The organisation paid botanists to travel and collect plants, and sold the collections in large sets which often resemble exsiccatae. The fifteen series with the title Unio itineraria are listed and described with bibliographic data in IndExs – Index of Exsiccatae. Rising costs associated with the Wilhelm Schimper expeditions led to the collapse of Unio Itineraria in 1842. Significant portions of the Unio Itineraria collections were directed to Herbarium Tubingense at the University of Tübingen in Baden-Württemberg.

==History==
Supported by William I of Württemberg (1781–1864), Unio Itineraria was established ca. 1825 to promote scientific investigation through the collection and distribution of determined (identified) plant specimens. The first collections distributed were those made by Franz von Fleischer in the surroundings of Trieste, Italy (1826). Unio Itineraria was organized by botanist Christian Ferdinand Friedrich Hochstetter (1787–1860) and physician Ernst Gottlieb von Steudel (1783–1856).
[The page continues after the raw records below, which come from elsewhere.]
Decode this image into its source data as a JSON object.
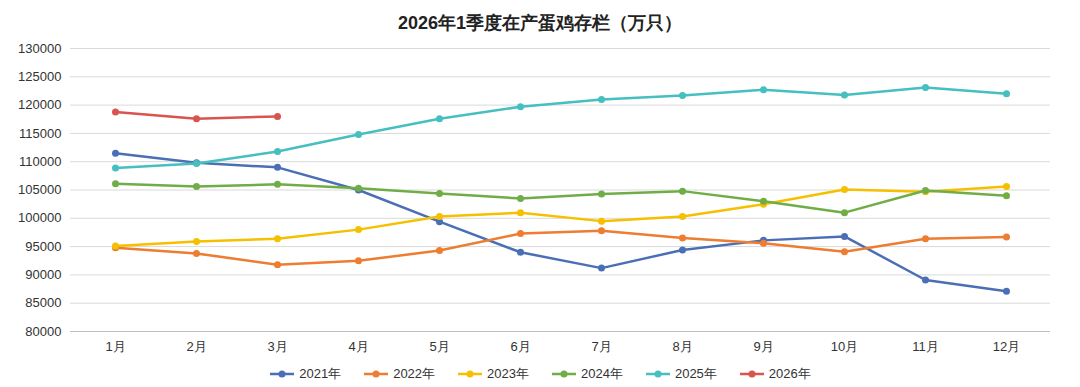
{
  "chart_data": {
    "type": "line",
    "title": "2026年1季度在产蛋鸡存栏（万只）",
    "categories": [
      "1月",
      "2月",
      "3月",
      "4月",
      "5月",
      "6月",
      "7月",
      "8月",
      "9月",
      "10月",
      "11月",
      "12月"
    ],
    "series": [
      {
        "name": "2021年",
        "color": "#4a6fb5",
        "values": [
          111500,
          109800,
          109000,
          105000,
          99400,
          94000,
          91200,
          94400,
          96100,
          96800,
          89100,
          87100
        ]
      },
      {
        "name": "2022年",
        "color": "#ed7d31",
        "values": [
          94800,
          93800,
          91800,
          92500,
          94300,
          97300,
          97800,
          96500,
          95600,
          94100,
          96400,
          96700
        ]
      },
      {
        "name": "2023年",
        "color": "#f5c000",
        "values": [
          95100,
          95900,
          96400,
          98000,
          100300,
          101000,
          99500,
          100300,
          102500,
          105100,
          104700,
          105600
        ]
      },
      {
        "name": "2024年",
        "color": "#70ad47",
        "values": [
          106100,
          105600,
          106000,
          105300,
          104400,
          103500,
          104300,
          104800,
          103000,
          101000,
          104900,
          104000
        ]
      },
      {
        "name": "2025年",
        "color": "#45bfbf",
        "values": [
          108900,
          109700,
          111800,
          114800,
          117600,
          119700,
          121000,
          121700,
          122700,
          121800,
          123100,
          122000
        ]
      },
      {
        "name": "2026年",
        "color": "#d9534f",
        "values": [
          118800,
          117600,
          118000,
          null,
          null,
          null,
          null,
          null,
          null,
          null,
          null,
          null
        ]
      }
    ],
    "ylim": [
      80000,
      130000
    ],
    "yticks": [
      80000,
      85000,
      90000,
      95000,
      100000,
      105000,
      110000,
      115000,
      120000,
      125000,
      130000
    ],
    "grid": true,
    "legend": "bottom",
    "marker": "circle"
  }
}
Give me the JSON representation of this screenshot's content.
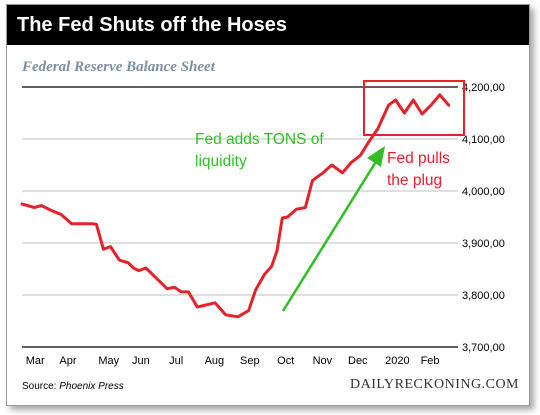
{
  "header": {
    "title": "The Fed Shuts off the Hoses"
  },
  "footer": {
    "source_prefix": "Source: ",
    "source_name": "Phoenix Press",
    "brand": "DAILYRECKONING.COM"
  },
  "colors": {
    "line": "#e3222b",
    "green_annotation": "#2fbf24",
    "red_annotation": "#e3222b",
    "title_bg": "#000000",
    "subtitle": "#7a8fa3",
    "grid": "#aaaaaa"
  },
  "chart_data": {
    "type": "line",
    "title": "Federal Reserve Balance Sheet",
    "xlabel": "",
    "ylabel": "",
    "ylim": [
      3700,
      4200
    ],
    "yticks": [
      3700,
      3800,
      3900,
      4000,
      4100,
      4200
    ],
    "ytick_labels": [
      "3,700,00",
      "3,800,00",
      "3,900,00",
      "4,000,00",
      "4,100,00",
      "4,200,00"
    ],
    "xlim": [
      0,
      12.2
    ],
    "xticks": [
      {
        "label": "Mar",
        "pos": 0.05
      },
      {
        "label": "Apr",
        "pos": 1.0
      },
      {
        "label": "May",
        "pos": 2.1
      },
      {
        "label": "Jun",
        "pos": 3.05
      },
      {
        "label": "Jul",
        "pos": 4.1
      },
      {
        "label": "Aug",
        "pos": 5.1
      },
      {
        "label": "Sep",
        "pos": 6.1
      },
      {
        "label": "Oct",
        "pos": 7.15
      },
      {
        "label": "Nov",
        "pos": 8.15
      },
      {
        "label": "Dec",
        "pos": 9.15
      },
      {
        "label": "2020",
        "pos": 10.2
      },
      {
        "label": "Feb",
        "pos": 11.2
      }
    ],
    "grid": true,
    "series": [
      {
        "x": [
          0,
          0.35,
          0.55,
          0.85,
          1.1,
          1.4,
          1.7,
          2.0,
          2.1,
          2.3,
          2.5,
          2.75,
          3.0,
          3.15,
          3.3,
          3.5,
          3.8,
          4.1,
          4.3,
          4.5,
          4.7,
          4.95,
          5.15,
          5.45,
          5.75,
          6.1,
          6.4,
          6.6,
          6.85,
          7.05,
          7.2,
          7.35,
          7.5,
          7.75,
          8.0,
          8.2,
          8.5,
          8.75,
          9.05,
          9.3,
          9.55,
          9.8,
          10.05,
          10.35,
          10.55,
          10.8,
          11.05,
          11.3,
          11.55,
          11.8,
          12.05
        ],
        "y": [
          3975,
          3968,
          3972,
          3962,
          3955,
          3937,
          3937,
          3937,
          3936,
          3888,
          3893,
          3867,
          3862,
          3852,
          3847,
          3852,
          3832,
          3812,
          3815,
          3806,
          3806,
          3777,
          3780,
          3785,
          3762,
          3758,
          3770,
          3810,
          3840,
          3855,
          3885,
          3948,
          3950,
          3965,
          3968,
          4020,
          4035,
          4050,
          4035,
          4055,
          4068,
          4095,
          4120,
          4165,
          4175,
          4150,
          4175,
          4148,
          4165,
          4185,
          4165
        ]
      }
    ],
    "annotations": [
      {
        "text_lines": [
          "Fed adds TONS of",
          "liquidity"
        ],
        "color": "green"
      },
      {
        "text_lines": [
          "Fed pulls",
          "the plug"
        ],
        "color": "red"
      }
    ]
  }
}
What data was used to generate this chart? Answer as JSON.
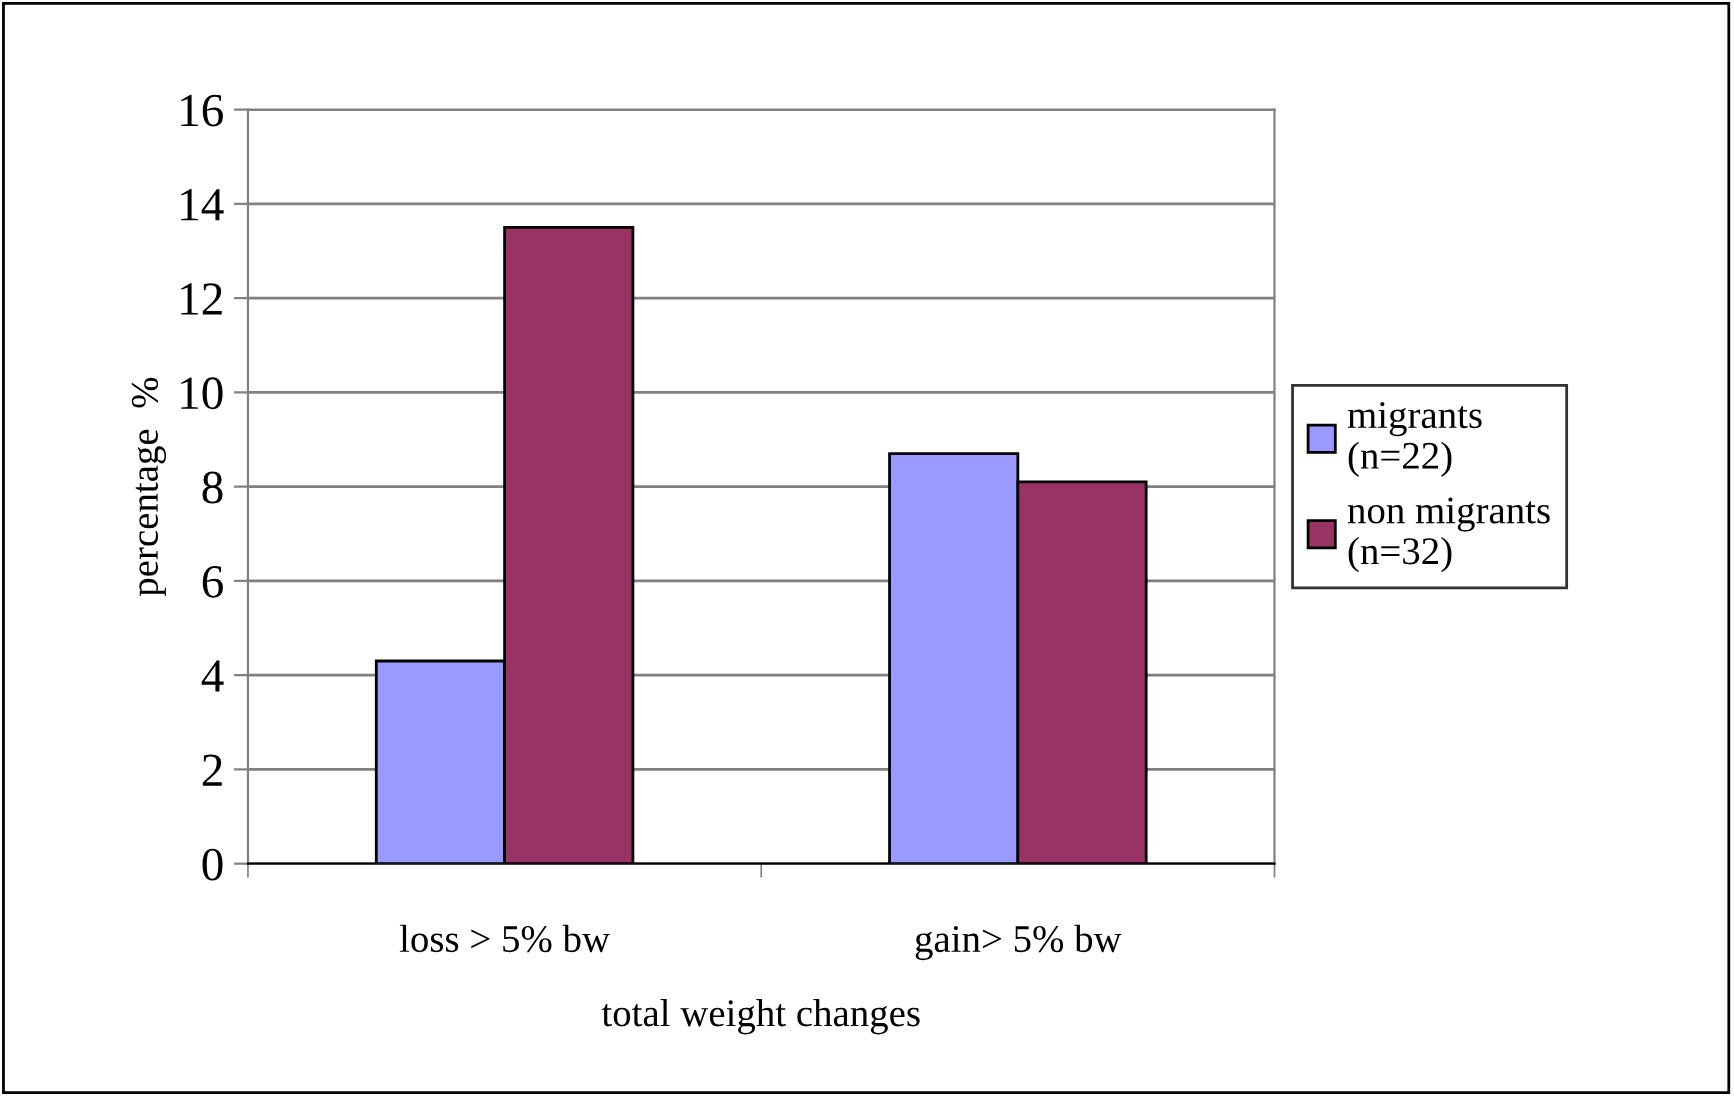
{
  "chart_data": {
    "type": "bar",
    "xlabel": "total weight changes",
    "ylabel": "percentage  %",
    "categories": [
      "loss > 5% bw",
      "gain> 5% bw"
    ],
    "series": [
      {
        "name": "migrants\n(n=22)",
        "color": "#9999ff",
        "values": [
          4.3,
          8.7
        ]
      },
      {
        "name": "non migrants\n(n=32)",
        "color": "#993366",
        "values": [
          13.5,
          8.1
        ]
      }
    ],
    "ylim": [
      0,
      16
    ],
    "yticks": [
      0,
      2,
      4,
      6,
      8,
      10,
      12,
      14,
      16
    ],
    "grid": "y",
    "legend": "right"
  }
}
The directors of Unio Itineraria raised funds through subscribers to the project to pay for expeditions and sold specimens as a dealership. The organization also sold birds, insects and libraries often as intermediaries and maintained agents. Several collectors are associated with the Unio Itineraria notably the organizers Ernst Gottlieb von Steudel and Christian Ferdinand Friedrich Hochstetter
as well as the explorer collectors:
- Franz von Fleischer (1801–1878) Expeditions to Illyria, Istria, Greece, Asia Minor, Syria and Egypt
- Joseph C. Frank (1782-1835) Expedition to Ohio
- Christian Friedrich Ecklon (1795 –1868) Expedition to South Africa
- Friedrich Welwitsch (1806 –1872) Expeditions to Portugal, Madeira, Canary Islands, Angola
- Anton Wiest (1801-1835) Expedition to Egypt
- Theodor Kotschy (1813–1866) Botanical research throughout the Middle East and northern Africa
- Wilhelm Schimper (1804-1878) Expeditions to Algeria, Austria, Ethiopia, Egypt, France, Germany, Greece, Saudi Arabia and Syria

After 1842 Rudolph Friedrich Hohenacker continued in editing and distributing remaining specimens of Unio Itineraria, among others in a series with the title W. Schimper pl. Abyssin. Ed. II Hohenacker. 1852. Further eight series with the title Unio itineraria cryptogamica were published and distributed between 1863 and 1868.